I think what Dave is saying could hold some serious weight. Additionally there is the idea of "dumbing down". Where the school will offer all sorts of "dumbed down" versions of classes, which will look good on paper, but don't actually prepare students for much. This concept is CLEARLY visible in the amount of AP classes that the CR high schools like to throw in, but then have grossly unqualified teachers teach the students. What can you learn if the person teaching the subject doesn't even understand what it's about? I took AP psych at Wash my senior year, that class was WAY off base and in no way prepared us to take the AP exam, or understand what college "psych 101" was going to be like. I took AP micro and macro econ at Kennedy my senior year and I question if the teacher even knew what economics was, he made me HATE economics, and now it's one of my majors, I love it. I know for a fact that the only chem teacher that is actually board certified and qualified to teach AP Chem teaches at Kennedy, yet there are AP chem classes taught at Washington and Jefferson.
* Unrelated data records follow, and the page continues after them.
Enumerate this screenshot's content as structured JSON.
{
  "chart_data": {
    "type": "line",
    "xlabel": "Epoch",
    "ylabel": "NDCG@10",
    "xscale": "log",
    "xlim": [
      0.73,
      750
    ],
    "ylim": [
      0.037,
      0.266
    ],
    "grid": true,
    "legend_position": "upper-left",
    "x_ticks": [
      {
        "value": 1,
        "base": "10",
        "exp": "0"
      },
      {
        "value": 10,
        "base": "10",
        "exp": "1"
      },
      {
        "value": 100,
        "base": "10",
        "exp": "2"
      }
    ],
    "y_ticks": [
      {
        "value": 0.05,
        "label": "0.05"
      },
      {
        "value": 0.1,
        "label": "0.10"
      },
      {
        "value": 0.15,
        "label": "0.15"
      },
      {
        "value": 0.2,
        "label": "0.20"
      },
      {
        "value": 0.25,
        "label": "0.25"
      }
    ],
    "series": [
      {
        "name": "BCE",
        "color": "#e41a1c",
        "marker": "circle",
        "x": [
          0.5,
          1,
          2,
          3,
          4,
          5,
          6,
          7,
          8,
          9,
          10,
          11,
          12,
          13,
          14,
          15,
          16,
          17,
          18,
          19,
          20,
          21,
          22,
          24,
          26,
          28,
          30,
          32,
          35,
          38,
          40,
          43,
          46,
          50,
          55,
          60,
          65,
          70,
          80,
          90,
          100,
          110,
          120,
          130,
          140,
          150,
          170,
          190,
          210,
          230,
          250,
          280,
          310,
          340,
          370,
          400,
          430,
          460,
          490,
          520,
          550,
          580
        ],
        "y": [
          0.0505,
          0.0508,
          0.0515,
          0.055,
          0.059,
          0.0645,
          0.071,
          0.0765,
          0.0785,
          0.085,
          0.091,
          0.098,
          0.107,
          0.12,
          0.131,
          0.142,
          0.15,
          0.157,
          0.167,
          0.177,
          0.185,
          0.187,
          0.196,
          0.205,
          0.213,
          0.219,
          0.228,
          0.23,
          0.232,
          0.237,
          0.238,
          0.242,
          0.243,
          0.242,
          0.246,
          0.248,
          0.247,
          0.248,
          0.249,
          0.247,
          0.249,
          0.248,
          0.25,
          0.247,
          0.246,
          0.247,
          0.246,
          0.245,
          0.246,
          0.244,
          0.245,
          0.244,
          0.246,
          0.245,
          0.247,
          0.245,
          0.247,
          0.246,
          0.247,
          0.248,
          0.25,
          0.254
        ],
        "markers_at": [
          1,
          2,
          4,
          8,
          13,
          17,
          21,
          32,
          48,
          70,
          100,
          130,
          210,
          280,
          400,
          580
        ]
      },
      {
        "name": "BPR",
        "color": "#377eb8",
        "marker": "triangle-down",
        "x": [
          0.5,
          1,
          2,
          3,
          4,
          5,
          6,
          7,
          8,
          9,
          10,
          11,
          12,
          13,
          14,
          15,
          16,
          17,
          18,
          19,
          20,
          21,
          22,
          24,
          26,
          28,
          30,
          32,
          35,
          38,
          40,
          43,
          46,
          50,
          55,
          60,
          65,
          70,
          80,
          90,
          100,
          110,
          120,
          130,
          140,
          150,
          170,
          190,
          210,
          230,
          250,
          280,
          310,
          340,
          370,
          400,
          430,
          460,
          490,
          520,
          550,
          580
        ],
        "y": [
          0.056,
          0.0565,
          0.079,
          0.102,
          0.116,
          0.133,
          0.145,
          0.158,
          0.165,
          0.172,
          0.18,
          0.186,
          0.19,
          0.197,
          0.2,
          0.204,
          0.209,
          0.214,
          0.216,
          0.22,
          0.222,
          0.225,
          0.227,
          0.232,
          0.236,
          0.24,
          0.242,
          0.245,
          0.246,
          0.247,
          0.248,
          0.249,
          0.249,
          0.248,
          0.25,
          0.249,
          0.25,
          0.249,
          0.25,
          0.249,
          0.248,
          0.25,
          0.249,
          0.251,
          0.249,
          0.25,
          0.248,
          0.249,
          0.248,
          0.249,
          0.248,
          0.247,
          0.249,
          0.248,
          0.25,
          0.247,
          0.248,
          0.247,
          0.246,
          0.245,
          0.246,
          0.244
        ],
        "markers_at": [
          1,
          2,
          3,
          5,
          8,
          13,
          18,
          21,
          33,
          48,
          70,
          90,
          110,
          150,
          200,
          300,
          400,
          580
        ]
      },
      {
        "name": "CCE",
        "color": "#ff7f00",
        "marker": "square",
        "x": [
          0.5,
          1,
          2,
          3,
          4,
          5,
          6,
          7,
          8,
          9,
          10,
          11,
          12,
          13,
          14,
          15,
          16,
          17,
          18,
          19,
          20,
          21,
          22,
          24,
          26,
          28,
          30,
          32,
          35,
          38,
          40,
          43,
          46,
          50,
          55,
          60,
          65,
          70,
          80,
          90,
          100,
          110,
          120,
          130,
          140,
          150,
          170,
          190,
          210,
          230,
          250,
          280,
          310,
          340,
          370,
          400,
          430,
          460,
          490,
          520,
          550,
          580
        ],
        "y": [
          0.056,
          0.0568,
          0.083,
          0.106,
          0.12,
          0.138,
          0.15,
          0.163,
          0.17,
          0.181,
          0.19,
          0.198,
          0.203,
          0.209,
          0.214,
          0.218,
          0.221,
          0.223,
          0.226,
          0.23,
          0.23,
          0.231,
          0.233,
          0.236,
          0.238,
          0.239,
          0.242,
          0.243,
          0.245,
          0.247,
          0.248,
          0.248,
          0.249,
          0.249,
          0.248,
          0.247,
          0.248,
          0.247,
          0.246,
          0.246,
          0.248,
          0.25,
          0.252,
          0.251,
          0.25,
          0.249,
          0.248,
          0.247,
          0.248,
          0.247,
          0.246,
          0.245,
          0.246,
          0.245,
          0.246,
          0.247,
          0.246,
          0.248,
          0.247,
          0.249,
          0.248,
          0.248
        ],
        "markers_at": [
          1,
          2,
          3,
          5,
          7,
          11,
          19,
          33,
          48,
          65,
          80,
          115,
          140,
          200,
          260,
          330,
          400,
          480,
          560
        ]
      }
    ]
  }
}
After I graduated, in order to "catch up" with Washington, I know that Kennedy added about 9 more AP classes, which were taught just by random teachers... most of which have degrees in fields dealing in no way with the content that they are required to teach at a college level. One such class was AP Spanish, taught by a teacher (Mrs. Aldrich) that was so incredibly unqualified that they had to PROMOTE her out of her teaching position because the students were getting solid 1's on the AP exam, and as such prompted major parental and post-graduate student complaint, how insane is that? The fact is there is a serious nepotism problem in the CR School District (Dr. Plagman married to Dr. Wilcynski at Kennedy, Mrs. Aldrich married to another administration official, the managerial structure in the school system reads like a family tree) which prevents new and better ideas from being implemented, and results in the promotion of unqualified people to decision-making positions of even greater power. The solution to some of this could be, as it is in other states, to require students to take the AP exam if they're in the AP class, and that score determines not only the students’ grade, but the teachers as well. Just a few possibilities. On a final tangent, rewards... Rewards and awards for everything diminish real accomplishment and real expectations/goals, remember...

Students tend to rise to the level of expectation, good or bad.